My son came to me for about the bazillionth time asking, what are we going to do this weekend? "Well I don't know what's going on around". That got me thinking, how about a website that you could put in your zip code and the category of your interest and presto you have a list of every mud run, tractor pull, town fair or ballet (we don't have many of those around here) within 30 miles, whatever your heart desires.
Maybe there are sites out there that already do that and I just haven't found them or maybe I'm the only person that would find it useful. Where were at sometimes things can be going on in the next town and if you haven't talked to the right people you never know it.

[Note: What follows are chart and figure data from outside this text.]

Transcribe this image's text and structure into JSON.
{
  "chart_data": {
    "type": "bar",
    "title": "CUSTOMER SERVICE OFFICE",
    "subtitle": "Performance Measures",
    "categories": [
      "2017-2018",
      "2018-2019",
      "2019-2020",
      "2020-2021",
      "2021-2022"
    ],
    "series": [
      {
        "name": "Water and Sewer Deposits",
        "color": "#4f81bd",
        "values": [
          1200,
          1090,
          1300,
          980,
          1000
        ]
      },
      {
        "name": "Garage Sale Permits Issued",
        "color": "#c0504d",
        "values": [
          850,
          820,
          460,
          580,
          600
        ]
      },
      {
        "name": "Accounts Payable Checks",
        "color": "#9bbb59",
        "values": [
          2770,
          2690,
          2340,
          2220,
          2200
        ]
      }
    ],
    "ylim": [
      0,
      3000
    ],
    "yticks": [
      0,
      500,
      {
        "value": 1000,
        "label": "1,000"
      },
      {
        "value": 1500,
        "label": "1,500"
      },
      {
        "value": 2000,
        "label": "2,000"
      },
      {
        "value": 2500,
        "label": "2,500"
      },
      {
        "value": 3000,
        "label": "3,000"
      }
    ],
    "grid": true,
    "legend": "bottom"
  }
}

I don't have the know how to build something like that or the money to pay someone else to do it for me. Is an idea like that worth anything or maybe someone design it for a percentage. For all I know someone may take my idea and run with it making millions I thought you guys could help. Thanks in advance for any ideas.
It's doubtful that there would many takers to build such a site for a percentage, we've got bills to pay too and the kind of site you're talking about would take some work. In addition, there are sure to be boring sterile alternatives out there that are focusing on monetizing first instead of creating a valuable resource. Think resource, then worry about monetizing it afterwards. I don't want to discourage you because you've got a good idea, but I think this would be something you may have to work on yourself.
There are a lot of different tools you can use to build a site like this. To start, I'd focus on doing something simple and seeing if you can get some traction that way. For instance, if I were in your shoes I might start by building a basic blog and then doing posts about events that are coming up on the calendar. Search your newspaper and promote your site to local events coordinators to find additional events for your site and list it all for free. You can even extend it and give a little of your own input and feedback about what's happening and how you've found it fun in the past. Make it personable and I think it would be more attractive. Then in each post tag it with the zip code of the address where the event is taking place or something like that. Then people could review what's happening by zip code.
That way you can get started with your idea and see if you can put some "legs" on it.
First of all, don't get excited, because at this point, I don't have a clue how to build a web site! The reason I am posting here is because when you said something about "mud runs" and "tractor pulls", you got my attention! I really like to watch those when I get a chance. I'll be watching this post to see where it takes you. Like Rob said, you've got a good idea, so let it rock!
Also, I would highly recommend Rob Orr's expertise. He has done MANY web sites for others. He's also very trusted around the 48 Days community. :)
Above all, have fun with this, -Archie
here is some examples of what it might take to do what you want to do for your area.
It will be a good service for your community to get one started. If I remember correctly, the nowplaying website got a grant to start the website. check with your local chamber of commerce to see if they know of something similar already available for your community and if not would they be willing to help you get it going.
You got nothing to lose by contacting these webmasters to see how they got started and how to put the website together. Maybe they will let you use the same setup or franchise it for your area. You are not a direct competitor and it is always good to find a mentor so your can reduce the learning curve and learn from their mistakes.
best of luck
There are many sites like these, and they are very useful! It doesn't have to cost you much to get a website going. Actually, for the cost of a domain name, you're all set.
Jeff Long and Andy Traub are excellent resources for how to build a Wordpress website. There are many templates that are completely free to set up. I would recommend you have a list of things going on, and a way for people to comment/review the events - again, very easy in a wordpress website - you simply set it up as a blog post. The monetary piece of it...you will do better by not going to the event hosts, but through sponsors and affiliate links- once you've built an audience and have some momentum, that's when you will want to go to local businesses - restaurants, etc - that may want to advertise on the site - since people are going there to see what events are going on, they may want to grab a bite to eat - great incentive for a restaurant to advertise with a coupon or something. Then, you can always monetize through affiliate links. On 48 Days, it costs nothing to be an affiliate and, when someone clicks through and purchases, you get 15% commission on anything they buy - affiliate relationships like that would be another great resource for you.
If you are looking at building an app, here are some app guys that may be able to help you out:
> or maybe someone design it for a percentage
To the extent that you're serious about pursuing this idea, you need to think through a business model that makes sense if you want to recruit a web developer to work with you.
As a the owner of a custom web database development company, my first question would be, "a percentage of what"? We've done work before for a percentage of future revenue, but only when there was a business model that made sense for it.
Regarding your particular idea, my second question would be, "in light of your business model, how do you plan to fill it up with events/content from all over"? You could always start with a specific geographic area, because the smaller area you make it the easier it will be to have "complete" event coverage, but also the smaller you make it, the harder it could be to make money on it. (From the site creation / programming perspective, it's not that much more involved to create a website that does this for the entire country as it is that does it for a small town, as long as you're going to use zip code distance math in either one and build it on a solid infrastructure.)
As a former mentor once told me, "It's time to sharpen the pencils and work out some numbers."